第一に、我々は、ロシアの石油の輸入のフェーズアウト又は禁止等を通じて、ロシアのエネルギーへの依存状態をフェーズアウトすることをコミットする。我々は、適時にかつ秩序立った形で、また、世界が代替供給を確保するための時間を提供する形で、これを行うことを確保する。その際、我々は、我々の気候目標と整合的な形で化石燃料への全体的な依存の低減及びクリーンエネルギーへの移行を加速することを含め、安定的で持続可能な世界のエネルギー供給及び消費者にとって手頃な価格を確保するために、共に、また、パートナーと共に取り組む。

第二に、我々は、ロシアが依存する主要なサービスの提供を禁止し、又は防止するための措置を講じていく。これは、ロシアの経済のあらゆる分野にわたってロシアの孤立を強化するものである。

第三に、我々は、世界経済とつながり、また、ロシアの金融システムの体系上重要なロシアの銀行に対し、引き続き行動をとっていく。我々は、既にロシアの中央銀行及び最大規模の複数の金融機関を標的にすることにより、ロシアがその侵略戦争への資金供給を行う能力を著しく減じてきた。

第四に、我々は、ロシアの体制によるプロパガンダの拡散の企てを撃退する取組を継続する。尊敬される民間企業であれば、ロシアの軍事機構を養っているロシアの体制と関連組織に収益を提供すべきではない。

第五に、我々は、プーチン大統領の戦争遂行の取組を支援し、また、ロシア国民の資源を浪費している金融エリートやその家族に対する我々のキャンペーンを継続し、また強化する。我々は、国家の権限と整合的な形で、追加的な個人に対する制裁を課していく。

我々は、国際的なパートナーとの協力を継続し、彼らに対し、我々を支持し、制裁の回避、迂回及びバックフィルの防止を含む同様の行動をとることで後に続くよう呼びかける。

プーチン大統領の戦争は、世界的な経済の混乱を引き起こし、世界のエネルギー供給の安全保障、肥料及び食料の供給、並びに世界のサプライチェーン全般の機能に影響を及ぼしている。最も脆弱な国々が、最も深刻な影響を受けている。我々は、世界中のパートナーと共に、この戦争の有害な影響に対抗するための取組を強化している。
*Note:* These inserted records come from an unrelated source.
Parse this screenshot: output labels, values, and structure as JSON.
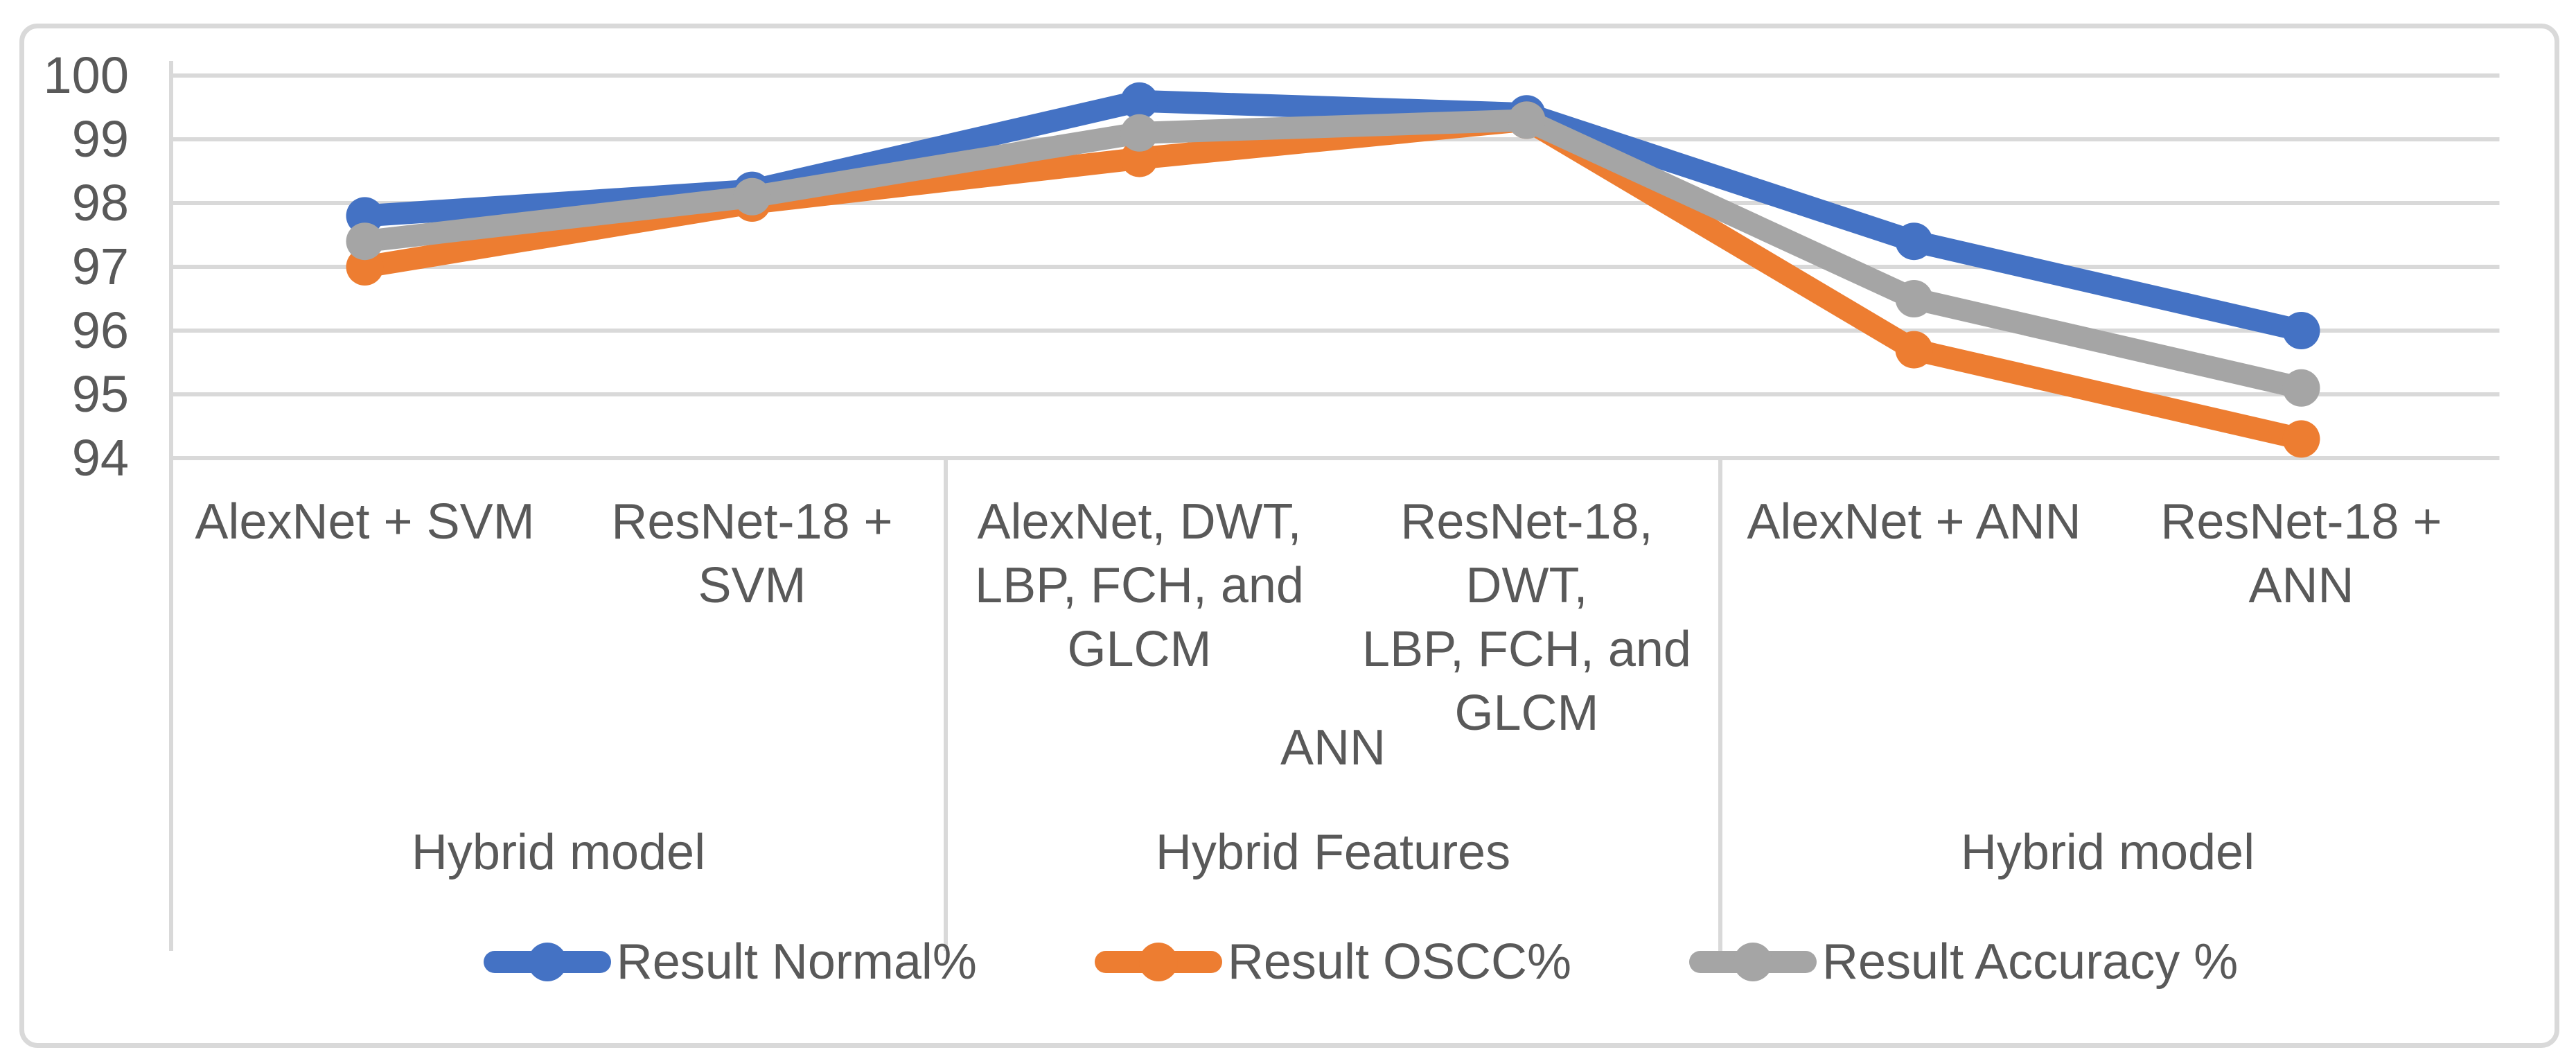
{
  "chart_data": {
    "type": "line",
    "title": "",
    "xlabel": "",
    "ylabel": "",
    "ylim": [
      94,
      100
    ],
    "yticks": [
      100,
      99,
      98,
      97,
      96,
      95,
      94
    ],
    "grid": true,
    "legend_position": "bottom",
    "categories": [
      "AlexNet + SVM",
      "ResNet-18 + SVM",
      "AlexNet, DWT,\nLBP, FCH, and\nGLCM",
      "ResNet-18, DWT,\nLBP, FCH, and\nGLCM",
      "AlexNet + ANN",
      "ResNet-18 + ANN"
    ],
    "axis_row2": {
      "label": "ANN",
      "group_index": 1
    },
    "axis_row3_groups": [
      "Hybrid model",
      "Hybrid Features",
      "Hybrid model"
    ],
    "series": [
      {
        "name": "Result Normal%",
        "color": "#4472C4",
        "values": [
          97.8,
          98.2,
          99.6,
          99.4,
          97.4,
          96.0
        ]
      },
      {
        "name": "Result OSCC%",
        "color": "#ED7D31",
        "values": [
          97.0,
          98.0,
          98.7,
          99.3,
          95.7,
          94.3
        ]
      },
      {
        "name": "Result Accuracy %",
        "color": "#A5A5A5",
        "values": [
          97.4,
          98.1,
          99.1,
          99.3,
          96.5,
          95.1
        ]
      }
    ]
  },
  "colors": {
    "gridline": "#D9D9D9",
    "axis_line": "#D9D9D9",
    "border": "#D9D9D9",
    "text": "#595959",
    "background": "#FFFFFF"
  }
}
プーチン大統領のウクライナに対する戦争は、世界の食料安全保障に厳しい負担をかけている。国連と共に、我々はロシアに対し、ウクライナの食料生産や輸出を更に阻害する封鎖やその他のあらゆる行動を、ロシアによる国際的なコミットメントと整合的な形で終わらせることを要求する。その不履行は、世界の食料供給に対する攻撃と見なされることとなる。我々は、ウクライナが次の収穫期を見据えた生産を継続し、代替ルートによるものを含めた輸出を継続することを支援するための努力を強化する。
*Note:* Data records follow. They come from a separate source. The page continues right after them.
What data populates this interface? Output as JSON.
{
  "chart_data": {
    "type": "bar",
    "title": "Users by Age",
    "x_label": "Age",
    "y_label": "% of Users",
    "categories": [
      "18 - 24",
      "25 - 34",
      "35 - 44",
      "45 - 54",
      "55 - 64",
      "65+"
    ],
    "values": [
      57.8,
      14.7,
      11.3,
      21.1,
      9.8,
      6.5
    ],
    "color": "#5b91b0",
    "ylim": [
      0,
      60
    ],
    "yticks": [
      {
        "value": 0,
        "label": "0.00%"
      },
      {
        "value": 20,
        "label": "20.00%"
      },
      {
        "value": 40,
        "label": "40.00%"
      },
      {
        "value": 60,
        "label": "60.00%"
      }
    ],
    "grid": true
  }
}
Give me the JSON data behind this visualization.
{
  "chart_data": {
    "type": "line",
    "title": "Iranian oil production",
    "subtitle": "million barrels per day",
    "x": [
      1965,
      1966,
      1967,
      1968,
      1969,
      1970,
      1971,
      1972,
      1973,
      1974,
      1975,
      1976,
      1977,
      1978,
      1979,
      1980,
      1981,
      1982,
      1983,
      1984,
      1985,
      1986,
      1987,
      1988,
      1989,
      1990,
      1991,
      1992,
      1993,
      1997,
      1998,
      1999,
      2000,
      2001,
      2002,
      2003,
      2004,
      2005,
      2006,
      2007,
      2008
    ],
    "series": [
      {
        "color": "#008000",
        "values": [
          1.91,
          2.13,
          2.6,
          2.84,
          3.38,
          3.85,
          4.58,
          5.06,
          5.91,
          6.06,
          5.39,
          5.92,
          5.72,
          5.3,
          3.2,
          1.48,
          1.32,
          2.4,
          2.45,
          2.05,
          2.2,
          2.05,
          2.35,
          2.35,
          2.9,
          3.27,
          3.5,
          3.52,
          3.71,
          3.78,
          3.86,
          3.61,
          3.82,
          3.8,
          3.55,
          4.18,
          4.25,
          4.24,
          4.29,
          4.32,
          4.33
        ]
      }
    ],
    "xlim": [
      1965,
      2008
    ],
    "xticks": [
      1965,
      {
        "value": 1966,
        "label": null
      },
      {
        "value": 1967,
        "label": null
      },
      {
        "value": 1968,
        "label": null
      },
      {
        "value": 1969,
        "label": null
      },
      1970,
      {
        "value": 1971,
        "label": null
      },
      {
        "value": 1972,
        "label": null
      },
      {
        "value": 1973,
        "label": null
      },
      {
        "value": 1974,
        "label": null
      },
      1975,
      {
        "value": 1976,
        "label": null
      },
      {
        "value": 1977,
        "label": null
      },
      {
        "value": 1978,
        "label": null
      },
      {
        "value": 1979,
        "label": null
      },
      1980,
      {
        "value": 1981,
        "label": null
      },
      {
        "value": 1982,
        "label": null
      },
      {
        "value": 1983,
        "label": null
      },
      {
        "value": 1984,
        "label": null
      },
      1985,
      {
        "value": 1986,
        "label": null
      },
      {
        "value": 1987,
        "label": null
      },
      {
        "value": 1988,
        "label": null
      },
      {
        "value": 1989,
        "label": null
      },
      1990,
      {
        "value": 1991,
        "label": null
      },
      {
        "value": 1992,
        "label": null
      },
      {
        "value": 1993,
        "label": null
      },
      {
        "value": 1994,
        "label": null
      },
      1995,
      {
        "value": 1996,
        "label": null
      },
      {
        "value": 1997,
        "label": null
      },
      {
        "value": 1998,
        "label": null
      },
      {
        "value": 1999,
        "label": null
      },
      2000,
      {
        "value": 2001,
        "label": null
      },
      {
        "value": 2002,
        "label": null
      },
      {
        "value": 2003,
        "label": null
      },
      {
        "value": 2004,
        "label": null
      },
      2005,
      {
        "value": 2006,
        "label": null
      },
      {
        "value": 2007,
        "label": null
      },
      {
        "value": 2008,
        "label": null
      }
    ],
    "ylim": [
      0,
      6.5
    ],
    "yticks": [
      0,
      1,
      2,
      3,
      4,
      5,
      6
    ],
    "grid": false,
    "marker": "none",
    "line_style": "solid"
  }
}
我々は、国連グローバル危機対応グループへの支援として、機運と協調を確保するための我々の共同イニシアティブとしての食料安全保障のためのグローバル・アライアンスやその他の取組を通じて、世界の食料危機の原因と影響に対処する。我々は、食糧農業強靱化ミッション(FARM)や、アフリカ及び地中海の国々に向けたものを含む主要な地域的なアウトリーチ・イニシアティブなどといった様々な国際的なイニシアティブで計画されているように、政治的コミットメントを具体的な行動に移すという目標の下、G7以外の国際的なパートナー及び組織と緊密に協力する。我々は、我々の制裁パッケージが人道支援の提供や農産物の貿易を妨げないよう、慎重に対象を絞ったものであることを改めて強調するとともに、最も脆弱な人々に影響を与えるような食料の輸出規制を回避するという我々のコミットメントを再確認する。
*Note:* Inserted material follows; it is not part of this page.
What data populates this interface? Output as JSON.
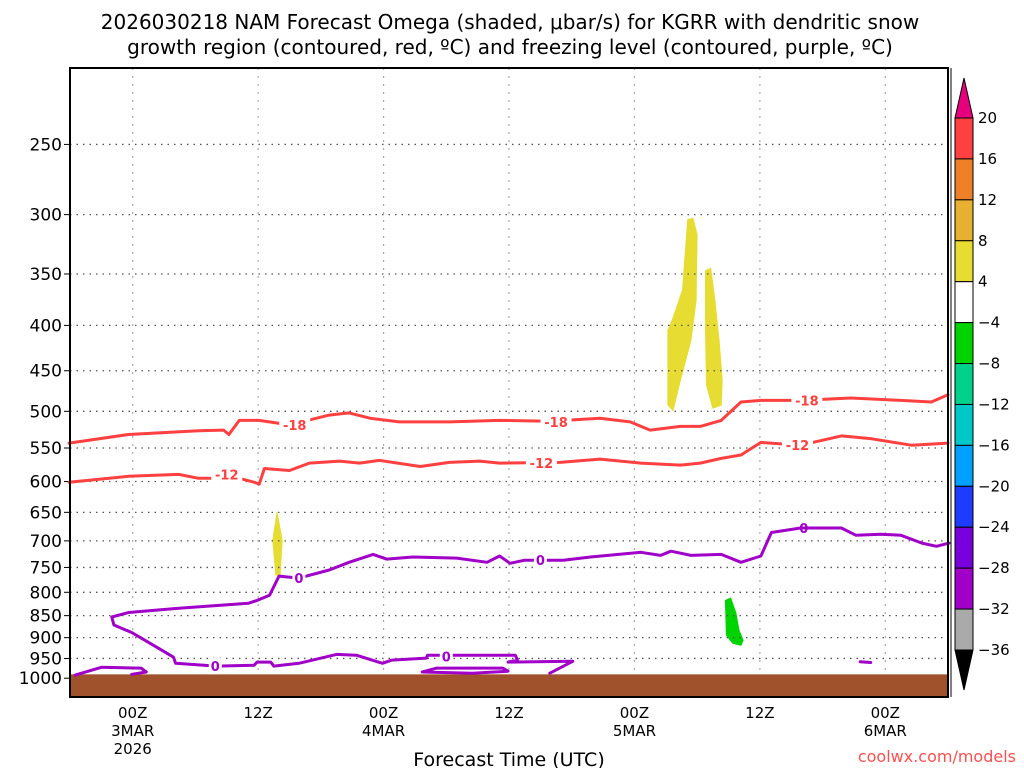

G7とウクライナは、この困難な時期に、ウクライナの民主的で繁栄した未来を確保するための努力において結束している。我々は、プーチン大統領がウクライナとの戦争に勝利することがあってはならないという決意の下に引き続き結束している。我々は、第二次世界大戦の際に自由のために戦った全ての人々の記憶に対し、ウクライナ、欧州及び国際社会の人々のために、今日も自由のために戦い続ける責任を負っている。